Design – Current Design Theory, Methods, Notations, Tools, and Practices. This research area broadens the traditional technology-centric definition of design to include people and organizations; social, cognitive, and economic considerations; and design structures such as design rules and government policies. It involves researching and designing ULS systems from all of these points of view and from many levels of abstraction, from the hardware to the software to the people and organizations in which they work.

Computational engineering – New approaches will be required to enable the control of systems and systems for design analysis, design, and operation.It will be defined in many languages, each with its own abstractions and semantic structures. This research area focuses on evolving the expressiveness of representations to accommodate this semantic diversity. ULS systems will evolve as a result of the complexity of ULS systems evolve.

Adaptive system infrastructure – ULS systems require an infrastructure that allows organizations to be distributed in parallel to develop, select, deploy, and evolve system components. This research area integrates integrated development environments and runtime platforms that support the decentralized nature of ULS systems. This research also focuses on technologies, methods, and theories that will enable ULS systems to be developed in their deployment environments.

Adaptable and predictable system quality – ULS systems will have to operate in a robust manner with failures, overloads, and attacks. These systems must be robust in the presence of adaptations that are not centrally controlled or authorized.

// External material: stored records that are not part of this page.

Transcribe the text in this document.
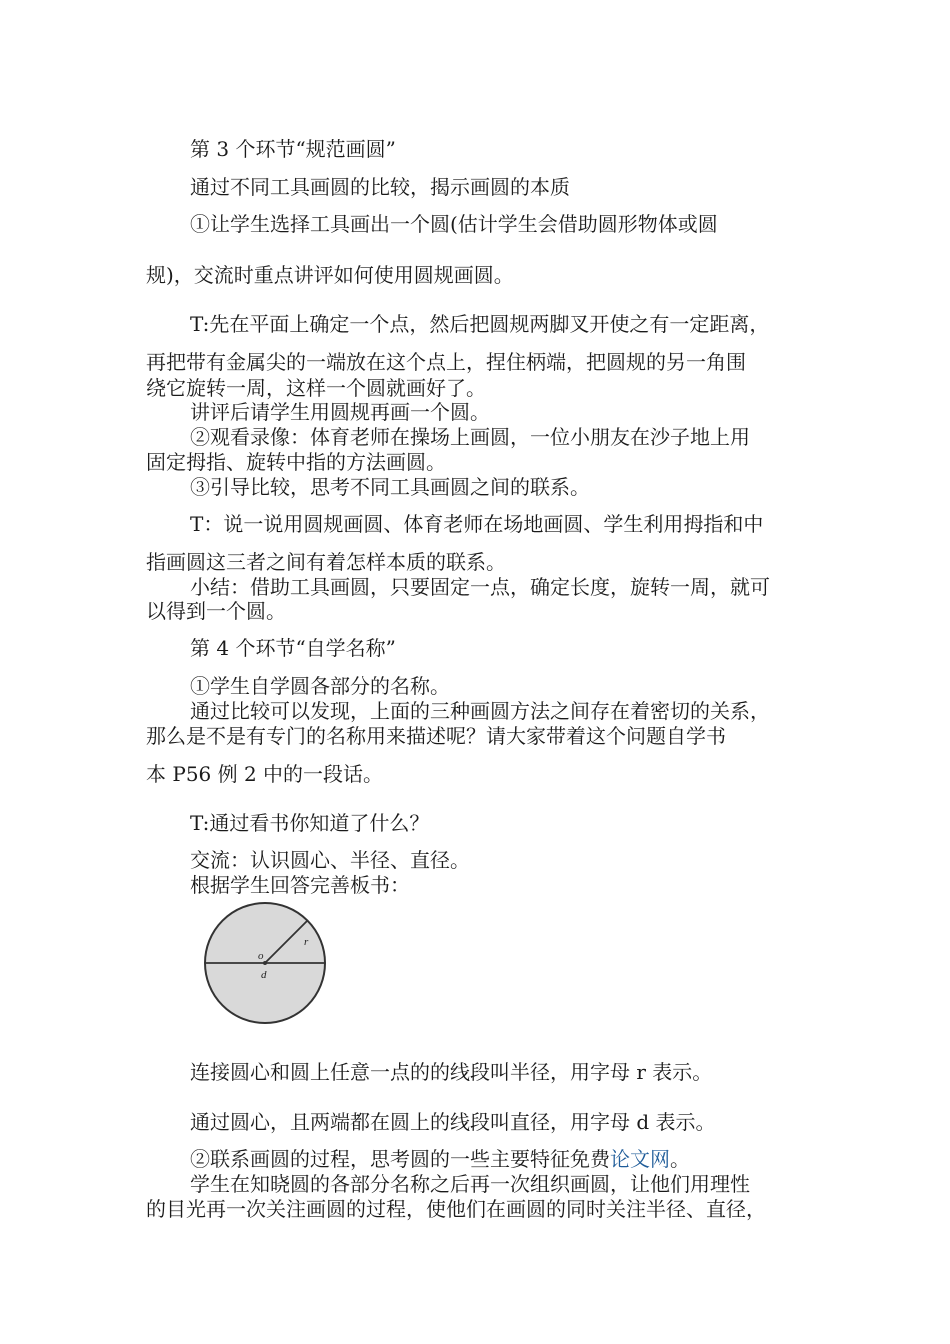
第 3 个环节“规范画圆”
通过不同工具画圆的比较，揭示画圆的本质
①让学生选择工具画出一个圆(估计学生会借助圆形物体或圆
规)，交流时重点讲评如何使用圆规画圆。
T:先在平面上确定一个点，然后把圆规两脚叉开使之有一定距离，
再把带有金属尖的一端放在这个点上，捏住柄端，把圆规的另一角围
绕它旋转一周，这样一个圆就画好了。
讲评后请学生用圆规再画一个圆。
②观看录像：体育老师在操场上画圆，一位小朋友在沙子地上用
固定拇指、旋转中指的方法画圆。
③引导比较，思考不同工具画圆之间的联系。
T：说一说用圆规画圆、体育老师在场地画圆、学生利用拇指和中
指画圆这三者之间有着怎样本质的联系。
小结：借助工具画圆，只要固定一点，确定长度，旋转一周，就可
以得到一个圆。
第 4 个环节“自学名称”
①学生自学圆各部分的名称。
通过比较可以发现，上面的三种画圆方法之间存在着密切的关系，
那么是不是有专门的名称用来描述呢？请大家带着这个问题自学书
本 P56 例 2 中的一段话。
T:通过看书你知道了什么？
交流：认识圆心、半径、直径。
根据学生回答完善板书：
o
r
d
连接圆心和圆上任意一点的的线段叫半径，用字母 r 表示。
通过圆心，且两端都在圆上的线段叫直径，用字母 d 表示。
②联系画圆的过程，思考圆的一些主要特征免费论文网。
学生在知晓圆的各部分名称之后再一次组织画圆，让他们用理性
的目光再一次关注画圆的过程，使他们在画圆的同时关注半径、直径，
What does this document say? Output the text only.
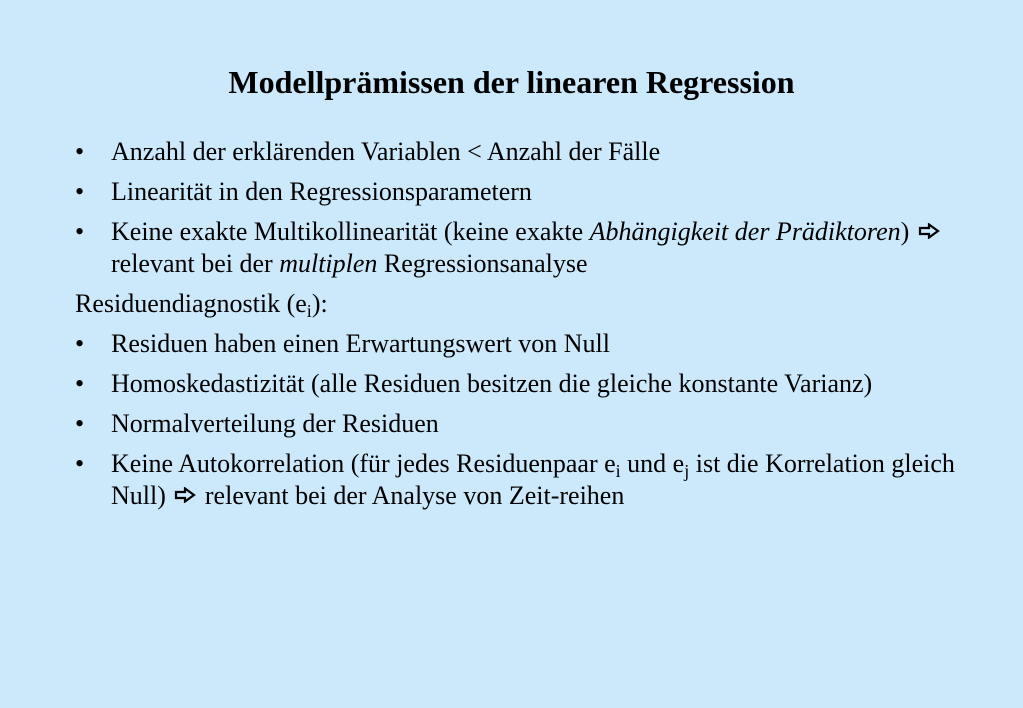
Modellprämissen der linearen Regression
• Anzahl der erklärenden Variablen < Anzahl der Fälle
• Linearität in den Regressionsparametern
• Keine exakte Multikollinearität (keine exakte Abhängigkeit der Prädiktoren)  relevant bei der multiplen Regressionsanalyse
Residuendiagnostik $(e_i)$:
• Residuen haben einen Erwartungswert von Null
• Homoskedastizität (alle Residuen besitzen die gleiche konstante Varianz)
• Normalverteilung der Residuen
• Keine Autokorrelation (für jedes Residuenpaar $e_i$ und $e_j$ ist die Korrelation gleich Null)  relevant bei der Analyse von Zeit-reihen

Traditional traditional traditional,,,,,,,,,,,,,,,,,, U U U U U U U U U U U U U U U. This research area focuses on maintaining the quality of a continuous system, continually failures, and attacks. It also includes identifying, predicting, and controlling new indicators of system health (akin to the US gross domestic product) that are needed because of the scale of ULS systems.

Policy, acquisition, and management – Policy and management frameworks for ULS systems, organizational, technical and operational policies at all levels. Rules and policies must be developed and automated to enable fast and effective local action while preserving global capabilities. This research area focuses on transforming acquisition strategies and processes to accommodate the rapid and continuous evolution of ULS systems by treating suppliers and supply chains as well as the essential components of a ULS system.

The proposed research does not supplant current, important software research aims rather significantly expands its horizons. Moreover, because it is focused on systems of the future, the SEI team purposely avoided couching descriptions in terms of today’s technology. The envisioned outcome of the proposed research is a spectrum of technologies and methods for developing these systems of the future, with national-security, economic, and societal benefits that extend far beyond ULS systems themselves.

ULSS research in the UK

The UK’s research program in Large-Scale Complex IT Systems [9] has been concerned with issues regarding ULSS development and considers that an LSCITS (Large-scale complex IT system) shares many of the features of a ULSS.

See also

  • System of systems
  • Complex adaptive system
  • Systems theory
  • Systems design
  • Software architecture
  • Emergence
  • Self-organization
  • Sociotechnical systems


  1. ^ Jump up to:h Northrop, L., et al. “Ultra-Large-Scale Systems: The Software Challenge of the Future” , Carnegie Mellon Software Engineering Institute, Ultra-Large-Scale Systems Study Report (2006)
  2. ^ Jump up to:c Cliff, D., and Northrop, L. “The Global Financial Markets: An Ultra-Large Scale Systems Perspective” , briefing paper for UK Government Office for Science Foresight project on The Future of Computer Trading in the Financial Markets (September 2011) Archived December 26, 2011 at the Wayback Machine .
  3. Jump up^ Ultra Wide Scale Systems Website
  4. Jump up^ Northrop, Linda. “Does Scale Really Matter? Ultra-Large-Scale Seven Years Systems After The Study” (PDF) . Software Engineering Institute, Carnegie Mellon University . Retrieved 19 May 2014 .
  5. ^ Jump up to:c Sommerville I Ultra Large Scale Systems Read Slides on Systems Engineering for LSCITS
  6. ^ Jump up to:b Goth G. “ultra Systems: Refining Software Engineering?” IEEE Software, March / April 2008 dead link ]
  7. Jump up^ Gabriel, RP,Beyond Human Abilities Design, Transcript of Wei Lun Reading at the Chinese University of Hong Kong, 16 November 2007Archived23 April 2009 at theWayback Machine.
  8. ^ Jump up to:b Sullivan, K. Cyber-Social Systems Approach to the Engineering of Ultra-Large-Scale National Health Information Systems. National Institute of Medicine, 19 August 2011
  9. Jump up^ [1] Archived3 November 2011 at theWayback Machine.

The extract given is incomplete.